While Harcourt-Smith’s story frequently compels on its own merits, Morris supplements his subject’s tale by imbuing My Psychedelic Love Story with a hallucinogenic visual framework. Archival stills woozily undulate while film footage is presented with colorful filters. Enormous superimposed text splatters onto the screen so that certain phrases “pop.” Harcourt-Smith’s voiceover as well as recordings of Leary are rendered with analog scratches and tape noise.

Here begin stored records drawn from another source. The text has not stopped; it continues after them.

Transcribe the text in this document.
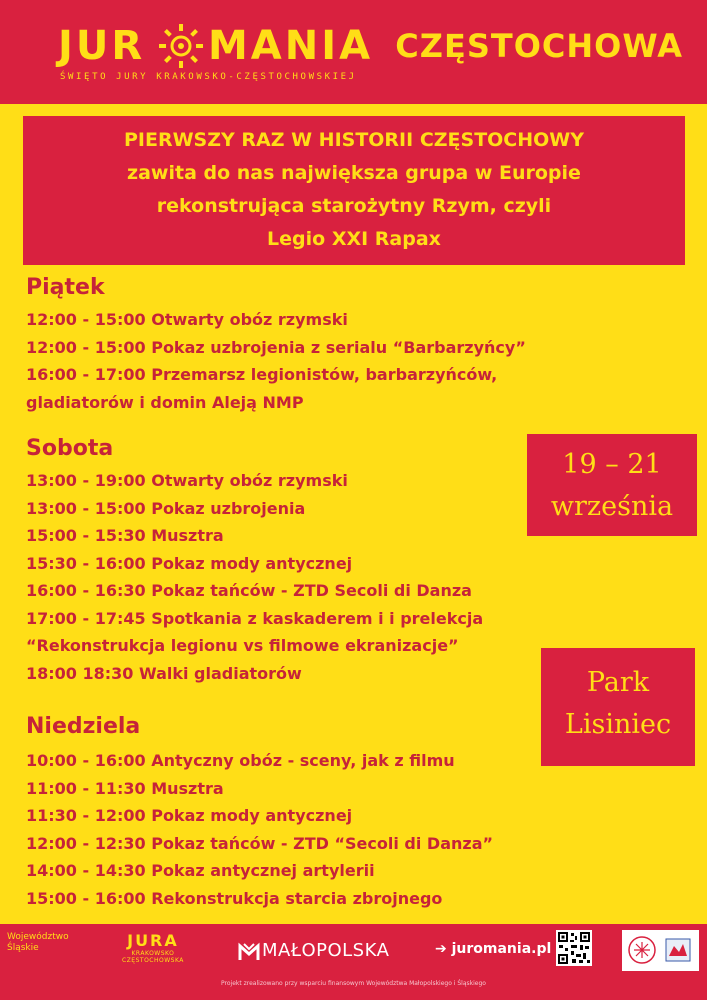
JUR MANIA
ŚWIĘTO JURY KRAKOWSKO-CZĘSTOCHOWSKIEJ
CZĘSTOCHOWA
PIERWSZY RAZ W HISTORII CZĘSTOCHOWY
zawita do nas największa grupa w Europie
rekonstrująca starożytny Rzym, czyli
Legio XXI Rapax
Piątek
12:00 - 15:00 Otwarty obóz rzymski
12:00 - 15:00 Pokaz uzbrojenia z serialu “Barbarzyńcy”
16:00 - 17:00 Przemarsz legionistów, barbarzyńców,
gladiatorów i domin Aleją NMP
Sobota
13:00 - 19:00 Otwarty obóz rzymski
13:00 - 15:00 Pokaz uzbrojenia
15:00 - 15:30 Musztra
15:30 - 16:00 Pokaz mody antycznej
16:00 - 16:30 Pokaz tańców - ZTD Secoli di Danza
17:00 - 17:45 Spotkania z kaskaderem i i prelekcja
“Rekonstrukcja legionu vs filmowe ekranizacje”
18:00 18:30 Walki gladiatorów
Niedziela
10:00 - 16:00 Antyczny obóz - sceny, jak z filmu
11:00 - 11:30 Musztra
11:30 - 12:00 Pokaz mody antycznej
12:00 - 12:30 Pokaz tańców - ZTD “Secoli di Danza”
14:00 - 14:30 Pokaz antycznej artylerii
15:00 - 16:00 Rekonstrukcja starcia zbrojnego
19 – 21
września
Park
Lisiniec
Województwo
Śląskie	JURA
KRAKOWSKO
CZĘSTOCHOWSKA	MAŁOPOLSKA	➔ juromania.pl
Projekt zrealizowano przy wsparciu finansowym Województwa Małopolskiego i Śląskiego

With the help of Jeremy Landman’s graphics work and Igor Martinovic’s warm-toned photography, Morris broadly simulates the feeling of an acid trip without losing focus on Harcourt-Smith. Some of these formal elements certainly flirt with stereotypical “trippy” clichés, especially the Alice In Wonderland motifs, but Morris’ efforts to visually enhance a discursive, sprawling narrative are appreciated.
Yet, neither Morris’ aesthetic choices nor fun stories of international intrigue can save My Psychedelic Love Story from feeling fairly slight. Harcourt-Smith’s gentle charisma simply can’t sustain My Psychedelic Love Story for its entire 100 minutes, and the film eventually drags both because of the material itself and her fractured recollection of it. The core story of Leary’s capture in Afghanistan only comprises a portion of My Psychedelic Love Story, thus Morris’ film mostly features Harcourt-Smith processing her involvement and potential liability. We watch her make multiple connections between different events in order to illuminate her behavior, like linking a disturbing assault at the hands of her mother’s chauffeur to her fascination with LSD as a means of trauma therapy, yet these clarifying moments are naturally few and far between. Plus, while Leary’s shadow hangs over the film through the sheer volume of archival footage, he has a relatively compromised role, in part because his relationship with Harcourt-Smith was brief and mostly physically displaced. He’s both present and absent at the same time, a figure whose mythos comes through sharper than his actual self, which ultimately renders his prominence in My Psychedelic Love Story slightly confused.
It’s admirable that Morris provides Harcourt-Smith with the space to try to assemble the disparate pieces of her life, but it’s unfair to expect this voyage of self-discovery to uphold the entire film. Though Morris occasionally asserts his voice to raise disbelief or ask a clarifying question, the burden largely falls on Harcourt-Smith to keep the film constantly engaging, and it’s ultimately too much to bear. My Psychedelic Love Story is a sweet paean to a lovely woman whose experiences during a moment of massive cultural upheaval are worth preserving, but it’s not much more than that.